Ему казалось, что он стоит в сердце воронки, в кругах живой неподвижности.
Как стрелка, крутящаяся на сломанном компасе.
Это он пел и то, что вокруг. Это он двигался, оставаясь недвижным, и двигалось вокруг то, что с ним говорило. Это он пел и танцевал.
Они пели и танцевали, вместе. И это был он. И это был Он.
Вечером позвонила Люда. Она провалила экзамены, и брат уже купил ей билет до Риги на понедельник. Завтра поехать с Грекой на службу она не сможет, потому что Володя и Галя давно хотят сводить ее в музеи Кремля.
В воскресенье на закате Грека ждал Люду у ворот Симонова. Ворота были заперты.
– Давай в кино, – сказала Люда.
И они пошли в Дом культуры ЗИЛ.
На следующий год Люда поступила в Рижский медицинский институт. Она еще приезжала в Москву, с мужем, а потом с мужем и сыном, и Грека доставал билеты на «Черную курицу».
Но он больше не видел ее. Он больше не видел многого из того, что видел когда-то, когда была Алла, и Наташа, и Олег, и Юра, и о. Марк, и поездка на взморье. И этого многого становилось все меньше. Пока все многое не стало одним. Там, за.
12
Коломенское. Утки на снегу. Голубые следы их суденышек – тел.

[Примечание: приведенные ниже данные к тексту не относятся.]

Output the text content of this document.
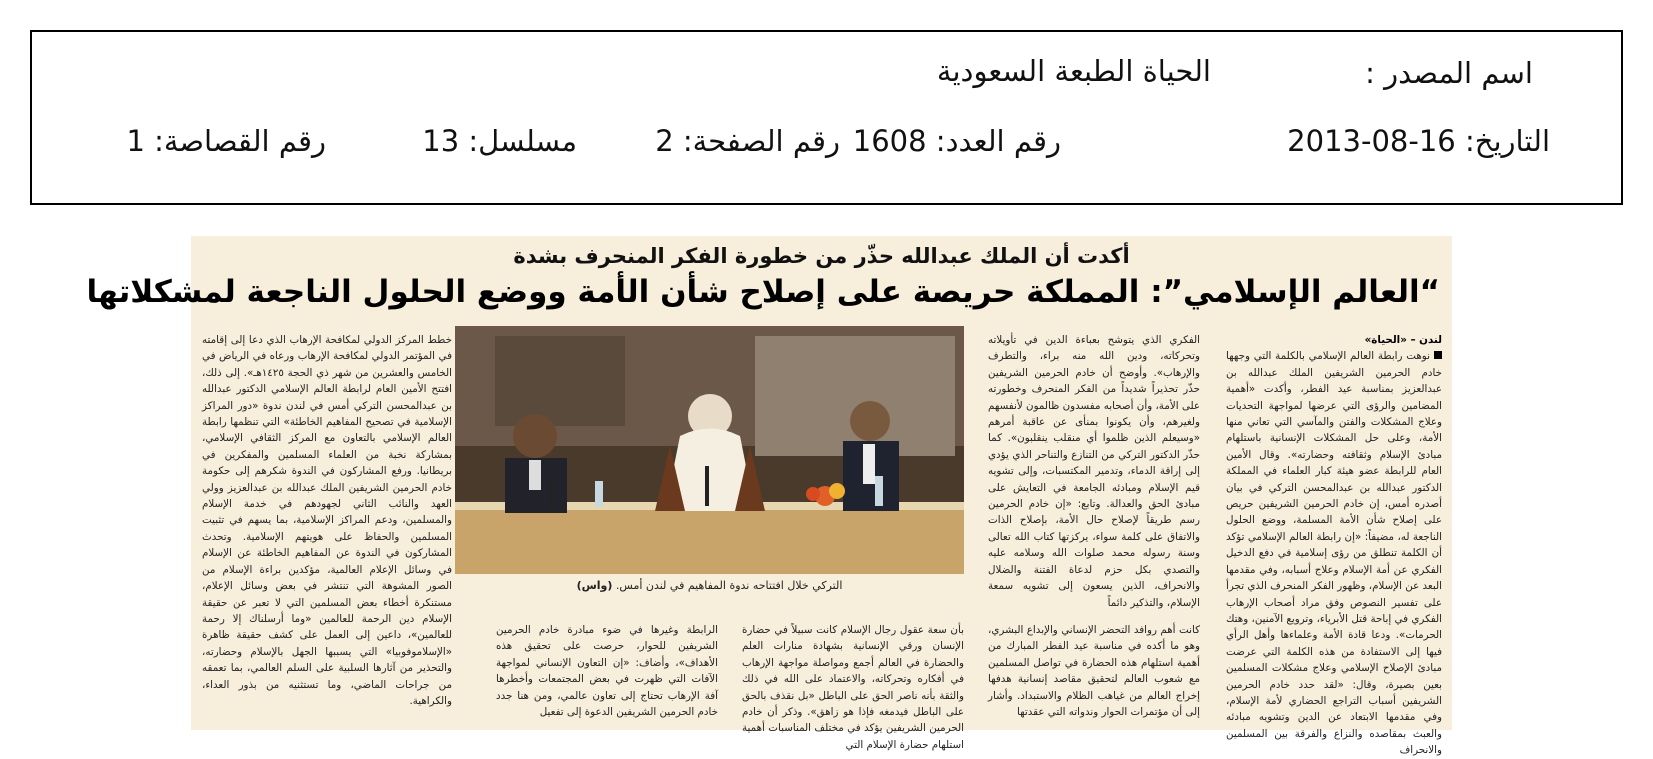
اسم المصدر :
الحياة الطبعة السعودية
التاريخ: 16-08-2013
رقم العدد: 1608
رقم الصفحة: 2
مسلسل: 13
رقم القصاصة: 1
أكدت أن الملك عبدالله حذّر من خطورة الفكر المنحرف بشدة
“العالم الإسلامي”: المملكة حريصة على إصلاح شأن الأمة ووضع الحلول الناجعة لمشكلاتها
لندن – «الحياة»
نوهت رابطة العالم الإسلامي بالكلمة التي وجهها خادم الحرمين الشريفين الملك عبدالله بن عبدالعزيز بمناسبة عيد الفطر، وأكدت «أهمية المضامين والرؤى التي عرضها لمواجهة التحديات وعلاج المشكلات والفتن والمآسي التي تعاني منها الأمة، وعلى حل المشكلات الإنسانية باستلهام مبادئ الإسلام وثقافته وحضارته». وقال الأمين العام للرابطة عضو هيئة كبار العلماء في المملكة الدكتور عبدالله بن عبدالمحسن التركي في بيان أصدره أمس، إن خادم الحرمين الشريفين حريص على إصلاح شأن الأمة المسلمة، ووضع الحلول الناجعة له، مضيفاً: «إن رابطة العالم الإسلامي تؤكد أن الكلمة تنطلق من رؤى إسلامية في دفع الدخيل الفكري عن أمة الإسلام وعلاج أسبابه، وفي مقدمها البعد عن الإسلام، وظهور الفكر المنحرف الذي تجرأ على تفسير النصوص وفق مراد أصحاب الإرهاب الفكري في إباحة قتل الأبرياء، وترويع الآمنين، وهتك الحرمات». ودعا قادة الأمة وعلماءها وأهل الرأي فيها إلى الاستفادة من هذه الكلمة التي عرضت مبادئ الإصلاح الإسلامي وعلاج مشكلات المسلمين بعين بصيرة، وقال: «لقد حدد خادم الحرمين الشريفين أسباب التراجع الحضاري لأمة الإسلام، وفي مقدمها الابتعاد عن الدين وتشويه مبادئه والعبث بمقاصده والنزاع والفرقة بين المسلمين والانحراف
الفكري الذي يتوشح بعباءة الدين في تأويلاته وتحركاته، ودين الله منه براء، والتطرف والإرهاب». وأوضح أن خادم الحرمين الشريفين حذّر تحذيراً شديداً من الفكر المنحرف وخطورته على الأمة، وأن أصحابه مفسدون ظالمون لأنفسهم ولغيرهم، وأن يكونوا بمنأى عن عاقبة أمرهم «وسيعلم الذين ظلموا أي منقلب ينقلبون». كما حذّر الدكتور التركي من التنازع والتناحر الذي يؤدي إلى إراقة الدماء، وتدمير المكتسبات، وإلى تشويه قيم الإسلام ومبادئه الجامعة في التعايش على مبادئ الحق والعدالة. وتابع: «إن خادم الحرمين رسم طريقاً لإصلاح حال الأمة، بإصلاح الذات والاتفاق على كلمة سواء، يركزتها كتاب الله تعالى وسنة رسوله محمد صلوات الله وسلامه عليه والتصدي بكل حزم لدعاة الفتنة والضلال والانحراف، الذين يسعون إلى تشويه سمعة الإسلام، والتذكير دائماً
كانت أهم روافد التحضر الإنساني والإبداع البشري، وهو ما أكده في مناسبة عيد الفطر المبارك من أهمية استلهام هذه الحضارة في تواصل المسلمين مع شعوب العالم لتحقيق مقاصد إنسانية هدفها إخراج العالم من غياهب الظلام والاستبداد. وأشار إلى أن مؤتمرات الحوار وندواته التي عقدتها
بأن سعة عقول رجال الإسلام كانت سبيلاً في حضارة الإنسان ورقي الإنسانية بشهادة منارات العلم والحضارة في العالم أجمع ومواصلة مواجهة الإرهاب في أفكاره وتحركاته، والاعتماد على الله في ذلك والثقة بأنه ناصر الحق على الباطل «بل نقذف بالحق على الباطل فيدمغه فإذا هو زاهق». وذكر أن خادم الحرمين الشريفين يؤكد في مختلف المناسبات أهمية استلهام حضارة الإسلام التي
الرابطة وغيرها في ضوء مبادرة خادم الحرمين الشريفين للحوار، حرصت على تحقيق هذه الأهداف»، وأضاف: «إن التعاون الإنساني لمواجهة الآفات التي ظهرت في بعض المجتمعات وأخطرها آفة الإرهاب تحتاج إلى تعاون عالمي، ومن هنا جدد خادم الحرمين الشريفين الدعوة إلى تفعيل
خطط المركز الدولي لمكافحة الإرهاب الذي دعا إلى إقامته في المؤتمر الدولي لمكافحة الإرهاب ورعاه في الرياض في الخامس والعشرين من شهر ذي الحجة ١٤٢٥هـ». إلى ذلك، افتتح الأمين العام لرابطة العالم الإسلامي الدكتور عبدالله بن عبدالمحسن التركي أمس في لندن ندوة «دور المراكز الإسلامية في تصحيح المفاهيم الخاطئة» التي تنظمها رابطة العالم الإسلامي بالتعاون مع المركز الثقافي الإسلامي، بمشاركة نخبة من العلماء المسلمين والمفكرين في بريطانيا. ورفع المشاركون في الندوة شكرهم إلى حكومة خادم الحرمين الشريفين الملك عبدالله بن عبدالعزيز وولي العهد والنائب الثاني لجهودهم في خدمة الإسلام والمسلمين، ودعم المراكز الإسلامية، بما يسهم في تثبيت المسلمين والحفاظ على هويتهم الإسلامية. وتحدث المشاركون في الندوة عن المفاهيم الخاطئة عن الإسلام في وسائل الإعلام العالمية، مؤكدين براءة الإسلام من الصور المشوهة التي تنتشر في بعض وسائل الإعلام، مستنكرة أخطاء بعض المسلمين التي لا تعبر عن حقيقة الإسلام دين الرحمة للعالمين «وما أرسلناك إلا رحمة للعالمين»، داعين إلى العمل على كشف حقيقة ظاهرة «الإسلاموفوبيا» التي يسببها الجهل بالإسلام وحضارته، والتحذير من آثارها السلبية على السلم العالمي، بما تعمقه من جراحات الماضي، وما تستثنيه من بذور العداء، والكراهية.
التركي خلال افتتاحه ندوة المفاهيم في لندن أمس. (واس)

Молодой отец с дочкой Кирой в розовом пуховике. Они сходят к самой воде, где утиный лагерь по краю берега. Отец хочет сфотографировать Киру. Кира опускается на колени, чтобы ростом быть ближе к уткам.
Он молчит.
– Я ходила в зоопарк, думала, может, служитель продаст мне перо. Но, оказывается, линька у пеликанов летом. Служитель сказал, что на днях один из пеликанов умер непонятно от чего, и из него выпало несколько перьев, но и их подобрали и сожгли вместе с тушкой.
Я начинаю говорить:
– Вчера гуляла в районе Старой и Новой Басманной. Для меня это в гораздо большей степени «старая Москва», чем, например, какие-нибудь арбатские переулки, Остоженка с Пречистенкой. А знаю, что сейчас главное для меня – ходить. Смотреть, не заставляя себя видеть. Я почти не думаю. Я иду. На днях вдруг представила, что на голове у меня сидит птица вроде галчонка. Часто представляю, будто ступаю босыми ногами по гальке, и вода не доходит мне даже до щиколоток. Пока ничего более высокого и важного. Вот все, что могу сказать сегодня. Не о поэзии, не о Боге, только о галчонке и гальке и своих идущих ногах, которые слышу.
Он сцепил руки, просунув левую в рукав правой, а правую – в рукав левой, и поднял плечи:
– Вам холодно?
Нет.
Евангелие выглядывает из-под подушки, заложенное календариком, интересно – на каком месте?
– Может, вы хотите что-нибудь еще почитать?
Хочу.
– Я вам принесу. О чем вы любите?
– Я люблю… Я люблю… – Он освобождает правую руку и, морщась, будто бы хочет взять что-то, что, скомканное, болит, над переносицей. – Про Бога. Достоевского принесите. Если вам разрешат.